As an executive recruiter, I recognize that some candidates will tell me what they think I want to hear. For the most part, I give people the benefit of the doubt that they are being truthful, although there is one statement that candidates say that I no longer allow myself fully believe, “Money is not that important.”
I used to love hearing “money isn't that important” because I thought it meant that the candidate was truly evaluating the job without dollar signs in their eyes. Yet, too many times when we were at the offering table I’d find myself on the phone with a seemingly different candidate than who first uttered those words. Over the years, I've learned that money is always important.
Now, I don’t think anyone is being purposefully untruthful; it is just that people get uneasywhen a big decision is being presented to them, especially when money is concerned. Considering a job offer is foreign territory for most people, and they want to make sure they don’t leave money on the table. I call this uneasy feeling Offer Anxiety. I wanted to answer some routine questions I get around offer time with the hopes that it will ease the pressure of this big decision on unfamiliar footing:
1. Are you (the recruiter) going to negotiate for me? First, I want to say that most offers are generated with careful consideration and companies extended the thought-out offer with the expectation that a negotiation will not take place. Much effort goes into the generation and approval of an offer, and companies don't desire to unnecessarily go through it more than once. The best time to influence your offering is before the offer is even formulated, not after, and that is where a recruiter can help the most.

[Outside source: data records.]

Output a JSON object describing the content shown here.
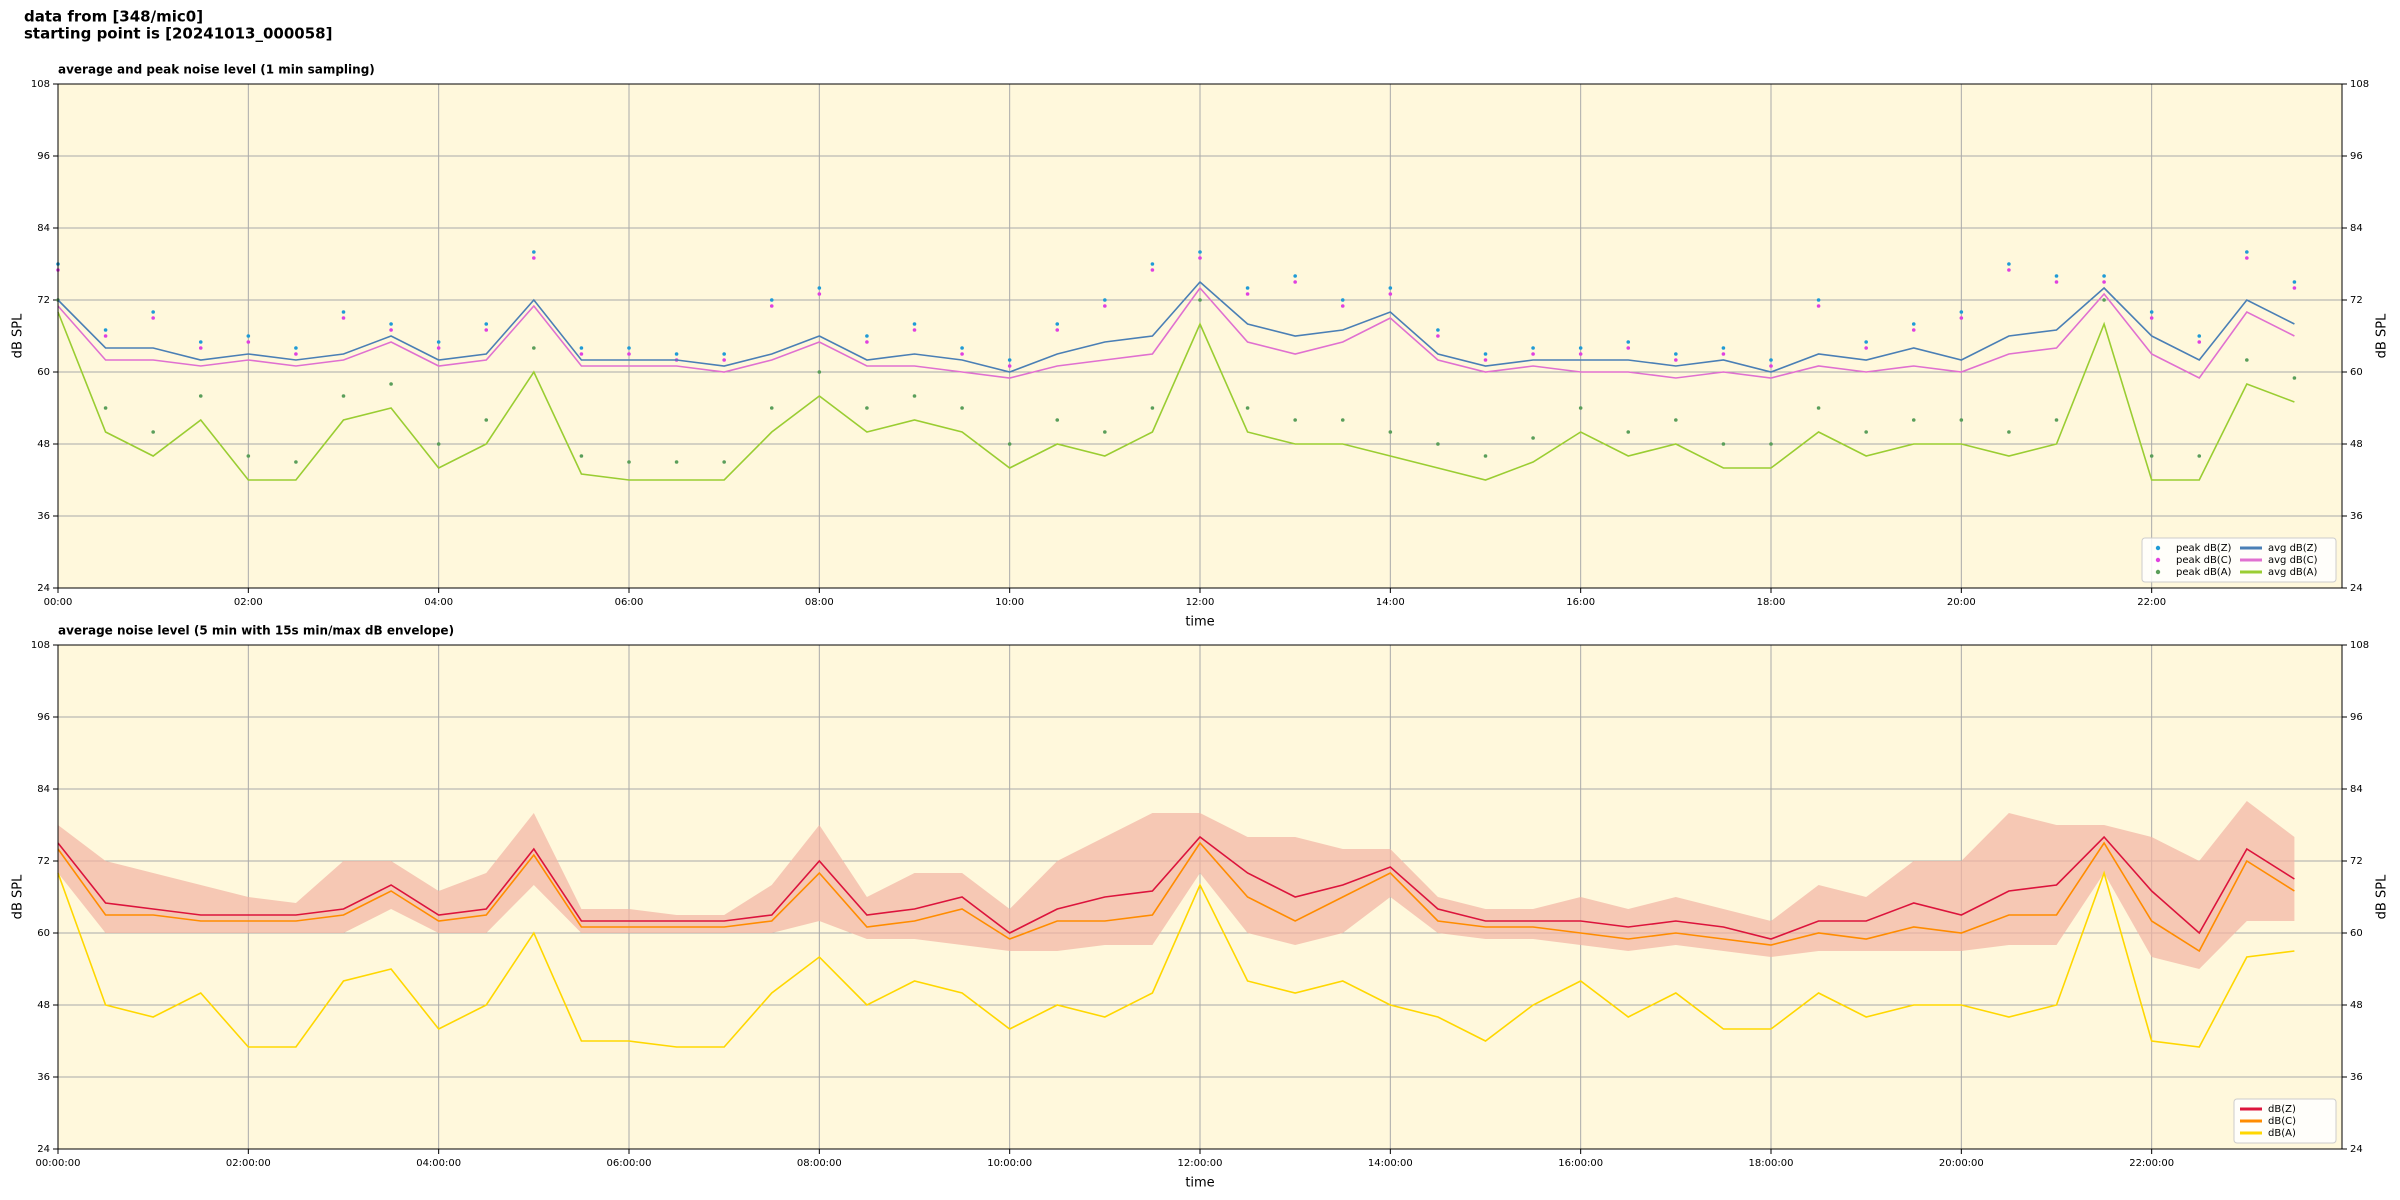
{
  "header": {
    "title_lines": [
      "data from [348/mic0]",
      "starting point is [20241013_000058]"
    ]
  },
  "chart_data": [
    {
      "type": "line",
      "title": "average and peak noise level (1 min sampling)",
      "xlabel": "time",
      "ylabel": "dB SPL",
      "xlim": [
        0,
        24
      ],
      "ylim": [
        24,
        108
      ],
      "yticks": [
        24,
        36,
        48,
        60,
        72,
        84,
        96,
        108
      ],
      "grid": true,
      "legend": "lower right",
      "background": "#fff8dc",
      "xticks": [
        {
          "value": 0,
          "label": "00:00"
        },
        {
          "value": 2,
          "label": "02:00"
        },
        {
          "value": 4,
          "label": "04:00"
        },
        {
          "value": 6,
          "label": "06:00"
        },
        {
          "value": 8,
          "label": "08:00"
        },
        {
          "value": 10,
          "label": "10:00"
        },
        {
          "value": 12,
          "label": "12:00"
        },
        {
          "value": 14,
          "label": "14:00"
        },
        {
          "value": 16,
          "label": "16:00"
        },
        {
          "value": 18,
          "label": "18:00"
        },
        {
          "value": 20,
          "label": "20:00"
        },
        {
          "value": 22,
          "label": "22:00"
        }
      ],
      "x": [
        0,
        0.5,
        1,
        1.5,
        2,
        2.5,
        3,
        3.5,
        4,
        4.5,
        5,
        5.5,
        6,
        6.5,
        7,
        7.5,
        8,
        8.5,
        9,
        9.5,
        10,
        10.5,
        11,
        11.5,
        12,
        12.5,
        13,
        13.5,
        14,
        14.5,
        15,
        15.5,
        16,
        16.5,
        17,
        17.5,
        18,
        18.5,
        19,
        19.5,
        20,
        20.5,
        21,
        21.5,
        22,
        22.5,
        23,
        23.5
      ],
      "series": [
        {
          "name": "peak dB(Z)",
          "kind": "scatter",
          "color": "#1f9bd6",
          "values": [
            78,
            67,
            70,
            65,
            66,
            64,
            70,
            68,
            65,
            68,
            80,
            64,
            64,
            63,
            63,
            72,
            74,
            66,
            68,
            64,
            62,
            68,
            72,
            78,
            80,
            74,
            76,
            72,
            74,
            67,
            63,
            64,
            64,
            65,
            63,
            64,
            62,
            72,
            65,
            68,
            70,
            78,
            76,
            76,
            70,
            66,
            80,
            75
          ]
        },
        {
          "name": "peak dB(C)",
          "kind": "scatter",
          "color": "#e040e0",
          "values": [
            77,
            66,
            69,
            64,
            65,
            63,
            69,
            67,
            64,
            67,
            79,
            63,
            63,
            62,
            62,
            71,
            73,
            65,
            67,
            63,
            61,
            67,
            71,
            77,
            79,
            73,
            75,
            71,
            73,
            66,
            62,
            63,
            63,
            64,
            62,
            63,
            61,
            71,
            64,
            67,
            69,
            77,
            75,
            75,
            69,
            65,
            79,
            74
          ]
        },
        {
          "name": "peak dB(A)",
          "kind": "scatter",
          "color": "#5a9e5a",
          "values": [
            72,
            54,
            50,
            56,
            46,
            45,
            56,
            58,
            48,
            52,
            64,
            46,
            45,
            45,
            45,
            54,
            60,
            54,
            56,
            54,
            48,
            52,
            50,
            54,
            72,
            54,
            52,
            52,
            50,
            48,
            46,
            49,
            54,
            50,
            52,
            48,
            48,
            54,
            50,
            52,
            52,
            50,
            52,
            72,
            46,
            46,
            62,
            59
          ]
        },
        {
          "name": "avg dB(Z)",
          "kind": "line",
          "color": "#4a7fb5",
          "values": [
            72,
            64,
            64,
            62,
            63,
            62,
            63,
            66,
            62,
            63,
            72,
            62,
            62,
            62,
            61,
            63,
            66,
            62,
            63,
            62,
            60,
            63,
            65,
            66,
            75,
            68,
            66,
            67,
            70,
            63,
            61,
            62,
            62,
            62,
            61,
            62,
            60,
            63,
            62,
            64,
            62,
            66,
            67,
            74,
            66,
            62,
            72,
            68
          ]
        },
        {
          "name": "avg dB(C)",
          "kind": "line",
          "color": "#e070d0",
          "values": [
            71,
            62,
            62,
            61,
            62,
            61,
            62,
            65,
            61,
            62,
            71,
            61,
            61,
            61,
            60,
            62,
            65,
            61,
            61,
            60,
            59,
            61,
            62,
            63,
            74,
            65,
            63,
            65,
            69,
            62,
            60,
            61,
            60,
            60,
            59,
            60,
            59,
            61,
            60,
            61,
            60,
            63,
            64,
            73,
            63,
            59,
            70,
            66
          ]
        },
        {
          "name": "avg dB(A)",
          "kind": "line",
          "color": "#9acd32",
          "values": [
            70,
            50,
            46,
            52,
            42,
            42,
            52,
            54,
            44,
            48,
            60,
            43,
            42,
            42,
            42,
            50,
            56,
            50,
            52,
            50,
            44,
            48,
            46,
            50,
            68,
            50,
            48,
            48,
            46,
            44,
            42,
            45,
            50,
            46,
            48,
            44,
            44,
            50,
            46,
            48,
            48,
            46,
            48,
            68,
            42,
            42,
            58,
            55
          ]
        }
      ]
    },
    {
      "type": "line",
      "title": "average noise level (5 min with 15s min/max dB envelope)",
      "xlabel": "time",
      "ylabel": "dB SPL",
      "xlim": [
        0,
        24
      ],
      "ylim": [
        24,
        108
      ],
      "yticks": [
        24,
        36,
        48,
        60,
        72,
        84,
        96,
        108
      ],
      "grid": true,
      "legend": "lower right",
      "background": "#fff8dc",
      "xticks": [
        {
          "value": 0,
          "label": "00:00:00"
        },
        {
          "value": 2,
          "label": "02:00:00"
        },
        {
          "value": 4,
          "label": "04:00:00"
        },
        {
          "value": 6,
          "label": "06:00:00"
        },
        {
          "value": 8,
          "label": "08:00:00"
        },
        {
          "value": 10,
          "label": "10:00:00"
        },
        {
          "value": 12,
          "label": "12:00:00"
        },
        {
          "value": 14,
          "label": "14:00:00"
        },
        {
          "value": 16,
          "label": "16:00:00"
        },
        {
          "value": 18,
          "label": "18:00:00"
        },
        {
          "value": 20,
          "label": "20:00:00"
        },
        {
          "value": 22,
          "label": "22:00:00"
        }
      ],
      "x": [
        0,
        0.5,
        1,
        1.5,
        2,
        2.5,
        3,
        3.5,
        4,
        4.5,
        5,
        5.5,
        6,
        6.5,
        7,
        7.5,
        8,
        8.5,
        9,
        9.5,
        10,
        10.5,
        11,
        11.5,
        12,
        12.5,
        13,
        13.5,
        14,
        14.5,
        15,
        15.5,
        16,
        16.5,
        17,
        17.5,
        18,
        18.5,
        19,
        19.5,
        20,
        20.5,
        21,
        21.5,
        22,
        22.5,
        23,
        23.5
      ],
      "series": [
        {
          "name": "dB(Z)",
          "kind": "line",
          "color": "#dc143c",
          "envelope_color": "#f2b3a3",
          "values": [
            75,
            65,
            64,
            63,
            63,
            63,
            64,
            68,
            63,
            64,
            74,
            62,
            62,
            62,
            62,
            63,
            72,
            63,
            64,
            66,
            60,
            64,
            66,
            67,
            76,
            70,
            66,
            68,
            71,
            64,
            62,
            62,
            62,
            61,
            62,
            61,
            59,
            62,
            62,
            65,
            63,
            67,
            68,
            76,
            67,
            60,
            74,
            69
          ],
          "max": [
            78,
            72,
            70,
            68,
            66,
            65,
            72,
            72,
            67,
            70,
            80,
            64,
            64,
            63,
            63,
            68,
            78,
            66,
            70,
            70,
            64,
            72,
            76,
            80,
            80,
            76,
            76,
            74,
            74,
            66,
            64,
            64,
            66,
            64,
            66,
            64,
            62,
            68,
            66,
            72,
            72,
            80,
            78,
            78,
            76,
            72,
            82,
            76
          ],
          "min": [
            70,
            60,
            60,
            60,
            60,
            60,
            60,
            64,
            60,
            60,
            68,
            60,
            60,
            60,
            60,
            60,
            62,
            59,
            59,
            58,
            57,
            57,
            58,
            58,
            70,
            60,
            58,
            60,
            66,
            60,
            59,
            59,
            58,
            57,
            58,
            57,
            56,
            57,
            57,
            57,
            57,
            58,
            58,
            70,
            56,
            54,
            62,
            62
          ]
        },
        {
          "name": "dB(C)",
          "kind": "line",
          "color": "#ff8c00",
          "values": [
            74,
            63,
            63,
            62,
            62,
            62,
            63,
            67,
            62,
            63,
            73,
            61,
            61,
            61,
            61,
            62,
            70,
            61,
            62,
            64,
            59,
            62,
            62,
            63,
            75,
            66,
            62,
            66,
            70,
            62,
            61,
            61,
            60,
            59,
            60,
            59,
            58,
            60,
            59,
            61,
            60,
            63,
            63,
            75,
            62,
            57,
            72,
            67
          ]
        },
        {
          "name": "dB(A)",
          "kind": "line",
          "color": "#ffd700",
          "values": [
            70,
            48,
            46,
            50,
            41,
            41,
            52,
            54,
            44,
            48,
            60,
            42,
            42,
            41,
            41,
            50,
            56,
            48,
            52,
            50,
            44,
            48,
            46,
            50,
            68,
            52,
            50,
            52,
            48,
            46,
            42,
            48,
            52,
            46,
            50,
            44,
            44,
            50,
            46,
            48,
            48,
            46,
            48,
            70,
            42,
            41,
            56,
            57
          ]
        }
      ]
    }
  ]
}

Before the offer is generated, a recruiter should have a conversation with their client about what would and would not be acceptable to the candidate. Fraught with Offer Anxiety, some candidates begin playing coy with their recruiter, not clearly directing them. The recruiter and the company simply want to find out what is and what is not acceptable, so that they will get a "yes" when extending the offer. The recruiter speaks in your behalf to broker the best deal for each side.

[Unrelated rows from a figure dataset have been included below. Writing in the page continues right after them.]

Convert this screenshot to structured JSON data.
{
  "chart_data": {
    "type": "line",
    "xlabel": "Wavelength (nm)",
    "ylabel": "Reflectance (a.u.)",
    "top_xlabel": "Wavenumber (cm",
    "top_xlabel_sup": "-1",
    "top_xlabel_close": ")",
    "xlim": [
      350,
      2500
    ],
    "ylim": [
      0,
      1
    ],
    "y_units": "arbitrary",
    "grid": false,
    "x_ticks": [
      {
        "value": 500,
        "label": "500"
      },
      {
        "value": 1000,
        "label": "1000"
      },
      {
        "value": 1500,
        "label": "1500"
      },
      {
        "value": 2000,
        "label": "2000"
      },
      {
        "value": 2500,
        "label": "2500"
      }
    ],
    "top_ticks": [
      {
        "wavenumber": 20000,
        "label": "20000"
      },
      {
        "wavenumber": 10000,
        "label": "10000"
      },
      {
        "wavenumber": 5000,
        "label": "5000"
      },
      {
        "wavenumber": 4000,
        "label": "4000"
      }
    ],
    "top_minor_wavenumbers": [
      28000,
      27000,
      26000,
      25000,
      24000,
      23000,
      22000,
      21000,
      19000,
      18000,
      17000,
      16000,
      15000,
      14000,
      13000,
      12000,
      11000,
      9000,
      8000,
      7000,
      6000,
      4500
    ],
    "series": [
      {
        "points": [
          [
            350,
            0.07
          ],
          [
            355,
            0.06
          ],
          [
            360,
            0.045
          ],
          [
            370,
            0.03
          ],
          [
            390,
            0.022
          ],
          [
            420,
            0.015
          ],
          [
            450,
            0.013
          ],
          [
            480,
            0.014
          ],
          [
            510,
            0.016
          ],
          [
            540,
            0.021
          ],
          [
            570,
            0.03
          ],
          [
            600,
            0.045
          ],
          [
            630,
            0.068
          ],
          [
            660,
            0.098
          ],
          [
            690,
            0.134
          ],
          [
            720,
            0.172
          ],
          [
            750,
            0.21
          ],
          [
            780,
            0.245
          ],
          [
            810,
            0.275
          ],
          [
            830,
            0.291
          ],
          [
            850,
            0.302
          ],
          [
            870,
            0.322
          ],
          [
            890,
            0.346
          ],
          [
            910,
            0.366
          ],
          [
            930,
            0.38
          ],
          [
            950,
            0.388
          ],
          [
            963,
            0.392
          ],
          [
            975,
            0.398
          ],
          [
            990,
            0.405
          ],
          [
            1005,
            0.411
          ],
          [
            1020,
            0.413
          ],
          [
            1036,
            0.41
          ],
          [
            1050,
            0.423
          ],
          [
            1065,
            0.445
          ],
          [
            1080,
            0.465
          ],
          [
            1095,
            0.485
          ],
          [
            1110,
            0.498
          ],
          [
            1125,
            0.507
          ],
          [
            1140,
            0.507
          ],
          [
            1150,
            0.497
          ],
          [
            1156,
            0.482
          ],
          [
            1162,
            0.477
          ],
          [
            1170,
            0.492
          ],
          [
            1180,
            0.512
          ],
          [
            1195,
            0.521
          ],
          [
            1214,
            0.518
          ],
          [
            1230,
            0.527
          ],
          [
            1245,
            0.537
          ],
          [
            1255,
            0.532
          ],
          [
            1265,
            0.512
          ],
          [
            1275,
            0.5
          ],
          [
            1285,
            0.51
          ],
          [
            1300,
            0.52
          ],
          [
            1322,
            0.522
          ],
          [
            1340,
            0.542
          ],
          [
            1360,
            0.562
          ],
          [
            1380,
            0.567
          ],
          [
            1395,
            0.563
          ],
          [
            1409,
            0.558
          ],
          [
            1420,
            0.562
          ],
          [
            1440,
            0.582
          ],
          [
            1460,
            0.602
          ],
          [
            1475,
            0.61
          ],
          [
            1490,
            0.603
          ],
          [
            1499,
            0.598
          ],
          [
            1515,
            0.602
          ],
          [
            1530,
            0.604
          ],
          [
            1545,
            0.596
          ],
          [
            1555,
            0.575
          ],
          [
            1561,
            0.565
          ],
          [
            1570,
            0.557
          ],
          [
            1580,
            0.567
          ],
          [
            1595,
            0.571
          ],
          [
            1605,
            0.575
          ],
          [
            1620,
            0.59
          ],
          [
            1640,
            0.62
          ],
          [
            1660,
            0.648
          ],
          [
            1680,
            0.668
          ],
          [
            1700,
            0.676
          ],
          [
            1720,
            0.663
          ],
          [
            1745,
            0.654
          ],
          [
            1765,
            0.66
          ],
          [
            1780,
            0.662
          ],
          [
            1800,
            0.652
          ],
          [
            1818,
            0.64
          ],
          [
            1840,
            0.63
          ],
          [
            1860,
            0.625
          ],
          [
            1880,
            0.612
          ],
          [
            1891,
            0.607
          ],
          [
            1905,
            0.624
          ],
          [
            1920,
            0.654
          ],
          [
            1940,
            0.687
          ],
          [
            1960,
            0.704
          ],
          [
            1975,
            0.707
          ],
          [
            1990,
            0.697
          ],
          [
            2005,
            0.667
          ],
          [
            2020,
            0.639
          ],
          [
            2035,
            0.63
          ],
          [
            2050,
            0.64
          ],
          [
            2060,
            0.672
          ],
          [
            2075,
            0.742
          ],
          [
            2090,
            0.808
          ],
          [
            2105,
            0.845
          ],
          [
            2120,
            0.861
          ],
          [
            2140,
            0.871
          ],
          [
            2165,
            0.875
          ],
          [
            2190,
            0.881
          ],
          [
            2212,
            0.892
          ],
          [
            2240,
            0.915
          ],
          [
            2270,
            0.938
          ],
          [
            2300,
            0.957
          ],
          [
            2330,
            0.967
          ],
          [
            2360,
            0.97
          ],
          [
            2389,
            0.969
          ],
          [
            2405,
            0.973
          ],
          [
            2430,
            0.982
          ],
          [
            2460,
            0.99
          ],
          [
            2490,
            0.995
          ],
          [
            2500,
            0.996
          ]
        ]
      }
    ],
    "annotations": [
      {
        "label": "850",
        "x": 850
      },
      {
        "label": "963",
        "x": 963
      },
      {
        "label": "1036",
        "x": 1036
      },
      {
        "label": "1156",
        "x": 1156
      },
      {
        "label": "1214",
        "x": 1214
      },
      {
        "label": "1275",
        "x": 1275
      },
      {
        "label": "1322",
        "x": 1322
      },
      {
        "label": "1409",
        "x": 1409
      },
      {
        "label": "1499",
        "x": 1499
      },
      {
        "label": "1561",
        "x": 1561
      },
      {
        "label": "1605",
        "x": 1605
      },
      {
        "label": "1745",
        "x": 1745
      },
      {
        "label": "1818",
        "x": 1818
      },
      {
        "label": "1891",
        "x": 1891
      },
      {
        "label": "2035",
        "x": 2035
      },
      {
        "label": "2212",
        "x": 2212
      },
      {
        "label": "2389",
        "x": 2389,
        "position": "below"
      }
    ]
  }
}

2. Should I accept their first offer? A major misconception out there is that it is a best practice to never accept a company’s first offer even if it is great. There may be some who would agree with that, but I don't necessarily subscribe to this way of thinking. Let me explain...
In a following article, I will address my philosophy on accepting a company's first offer, so stay tuned for that.

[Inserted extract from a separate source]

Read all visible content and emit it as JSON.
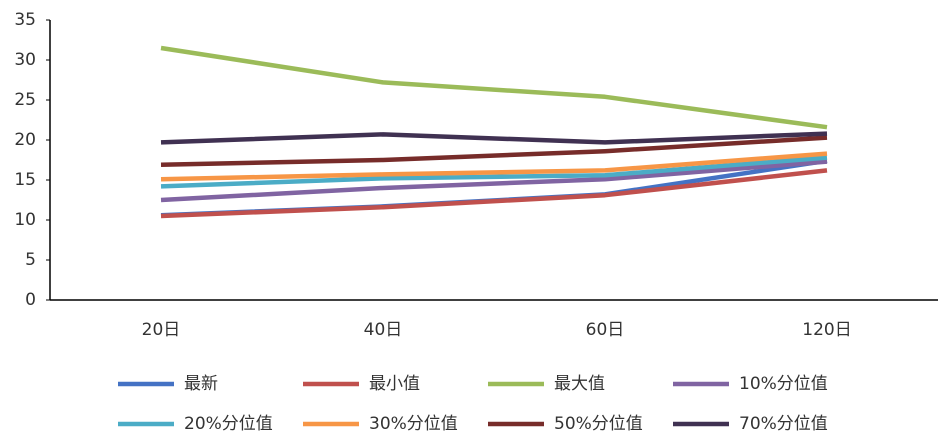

3. How do I politely ask for the offer to be increased without burning up political capital? If the offer is not acceptable but you really want the job, then that is a separate topic than just asking for an increase without well-founded reasons. The simple way to get them to an agreeable set of terms is to tell them exactly what you would accept and explain why the current offer is not something you can accept. Don’t allow them to generate another offer without them clearly knowing what would get you to say "YES!".
Here’s a script that you can form into your own words, “Mr./Mrs. Manager, I am very grateful that I am the person you've chosen to hire, and I am excited to be on the team. I can’t wait to get started on PROJECT-A and PROJECT-B. The only hesitation I have at this point is that the financial part of the offer was below what I was expecting. Can you help me understand what factors XYZ used in generating this offer? (HEAR THEM OUT) I understand. With the financial responsibility of my family resting on my shoulders, the current offer is not something I can accept. I wanted to say clearly what I would accept so that we can get started on these projects. I would, without hesitation, accept an offer of $__________. The reason that is an appropriate offer in my situation is because __A,B, and C__. Do you think an offer like that is appropriate and possible for XYZ to do?”
I hope this insight is helpful as you work through the very real anxieties that exist around offer time. I recommend to develop trust with your recruiter throughout the process and confide in them about what would be an acceptable and unacceptable offer. To alleviate Offer Anxiety, be candid about your expectations so that your recruiter can successfully broker this touchy part of the process and save your political capital. If you want the job and like the people, be fair and reasonable as you consider their offering. This will ensure that you start this new journey on the right first step.